Portfolio manager Joe Maginot captured the mood: “From a short-term stock market perspective, nothing (software) companies report this quarter or next quarter can really refute that long-term bear case.”
The Agentforce Bright Spot
Buried within the Salesforce Q4 FY2026 earnings was an important growth signal.
Agentforce, Salesforce’s next-generation AI platform, generated $800 million in annualized recurring revenue. That represents 169% year-over-year growth. The company closed 29,000 Agentforce deals and delivered 2.4 billion “Agentic Work Units” to customers.
CEO Marc Benioff called Agentforce “a tailwind for our business.” The platform allows companies to build and deploy AI agents that automate customer service, sales outreach, and internal workflows. It is the centerpiece of Salesforce’s strategy to remain relevant in an AI-driven world.

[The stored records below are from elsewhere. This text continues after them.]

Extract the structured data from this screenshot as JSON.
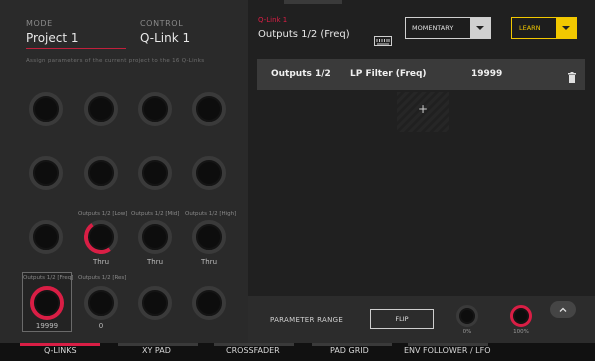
{
  "left": {
    "mode_label": "MODE",
    "mode_value": "Project 1",
    "control_label": "CONTROL",
    "control_value": "Q-Link 1",
    "hint": "Assign parameters of the current project to the 16 Q-Links",
    "knob_labels": {
      "r3k1": "Outputs 1/2 [Low]",
      "r3k2": "Outputs 1/2 [Mid]",
      "r3k3": "Outputs 1/2 [High]",
      "r4k0": "Outputs 1/2 [Freq]",
      "r4k1": "Outputs 1/2 [Res]"
    },
    "knob_values": {
      "r3k1": "Thru",
      "r3k2": "Thru",
      "r3k3": "Thru",
      "r4k0": "19999",
      "r4k1": "0"
    }
  },
  "right": {
    "qlink_label": "Q-Link 1",
    "qlink_value": "Outputs 1/2 (Freq)",
    "keyboard_icon": "keyboard-icon",
    "mode_select": "MOMENTARY",
    "learn_button": "LEARN",
    "row": {
      "target": "Outputs 1/2",
      "param": "LP Filter (Freq)",
      "value": "19999"
    },
    "add_symbol": "+",
    "param_range_label": "PARAMETER RANGE",
    "flip_button": "FLIP",
    "min_value": "0%",
    "max_value": "100%"
  },
  "tabs": [
    "Q-LINKS",
    "XY PAD",
    "CROSSFADER",
    "PAD GRID",
    "ENV FOLLOWER / LFO"
  ],
  "colors": {
    "accent": "#d91e45",
    "learn": "#f2c800"
  }
}
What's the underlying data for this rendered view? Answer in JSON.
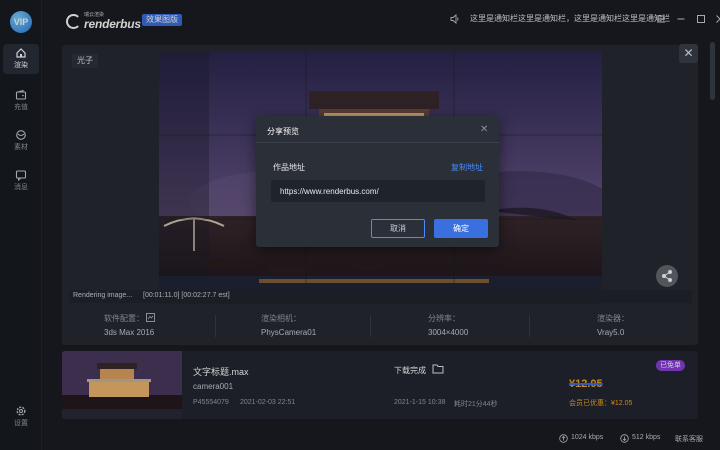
{
  "sidebar": {
    "vip": "VIP",
    "items": [
      {
        "label": "渲染",
        "icon": "home-icon"
      },
      {
        "label": "充值",
        "icon": "wallet-icon"
      },
      {
        "label": "素材",
        "icon": "material-icon"
      },
      {
        "label": "消息",
        "icon": "message-icon"
      },
      {
        "label": "设置",
        "icon": "settings-icon"
      }
    ]
  },
  "header": {
    "logo_sub": "瑞云渲染",
    "logo_text": "renderbus",
    "edition": "效果图版",
    "notice": "这里是通知栏这里是通知栏，这里是通知栏这里是通知栏"
  },
  "preview": {
    "tag": "光子",
    "render_status": "Rendering image...",
    "render_time": "[00:01:11.0] [00:02:27.7 est]"
  },
  "meta": {
    "software_k": "软件配置：",
    "software_v": "3ds Max 2016",
    "camera_k": "渲染相机：",
    "camera_v": "PhysCamera01",
    "resolution_k": "分辨率：",
    "resolution_v": "3004×4000",
    "renderer_k": "渲染器：",
    "renderer_v": "Vray5.0"
  },
  "task": {
    "name": "文字标题.max",
    "camera": "camera001",
    "id": "P45554079",
    "date": "2021-02-03 22:51",
    "status": "下载完成",
    "finish_date": "2021-1-15 10:38",
    "duration": "耗时21分44秒",
    "badge": "已免单",
    "price": "¥12.05",
    "member_price": "会员已优惠：¥12.05"
  },
  "modal": {
    "title": "分享预览",
    "label": "作品地址",
    "copy": "复制地址",
    "url": "https://www.renderbus.com/",
    "cancel": "取消",
    "ok": "确定"
  },
  "statusbar": {
    "upload": "1024 kbps",
    "download": "512 kbps",
    "support": "联系客服"
  },
  "colors": {
    "accent": "#3a6fe0",
    "link": "#4a8cff",
    "price": "#f5a623",
    "badge": "#8b3fd9"
  }
}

For a complete analysis of Agentforce’s market impact, see our deep dive on Salesforce Agentforce .
What to Watch Next
The Salesforce Q4 FY2026 earnings report sets up a critical test for the second half of the year. Management expects subscription revenue growth to accelerate as Agentforce becomes a more meaningful part of the business. If that happens, the AI narrative could flip from headwind to tailwind.
For now, the numbers tell a story of a healthy business trading at a depressed valuation. Oakmark Fund noted that “management emphasized they expect subscription revenue growth to accelerate in the second half of 2026.” Whether that materializes will determine whether the current stock price proves to be a bargain or a value trap.
For an analysis of whether CRM stock is undervalued, see our valuation and intrinsic value analysis .
Conclusion
Salesforce Q4 FY2026 earnings demonstrated that the business is executing well. Revenue, cash flow, and forward commitments all reached records. The problem is not the present. The problem is the future, and whether AI agents from competitors will erode the demand for Salesforce’s core software.
The market is pricing in fear. Investors like Michael Burry are pricing in opportunity. The next few quarters will decide who is right.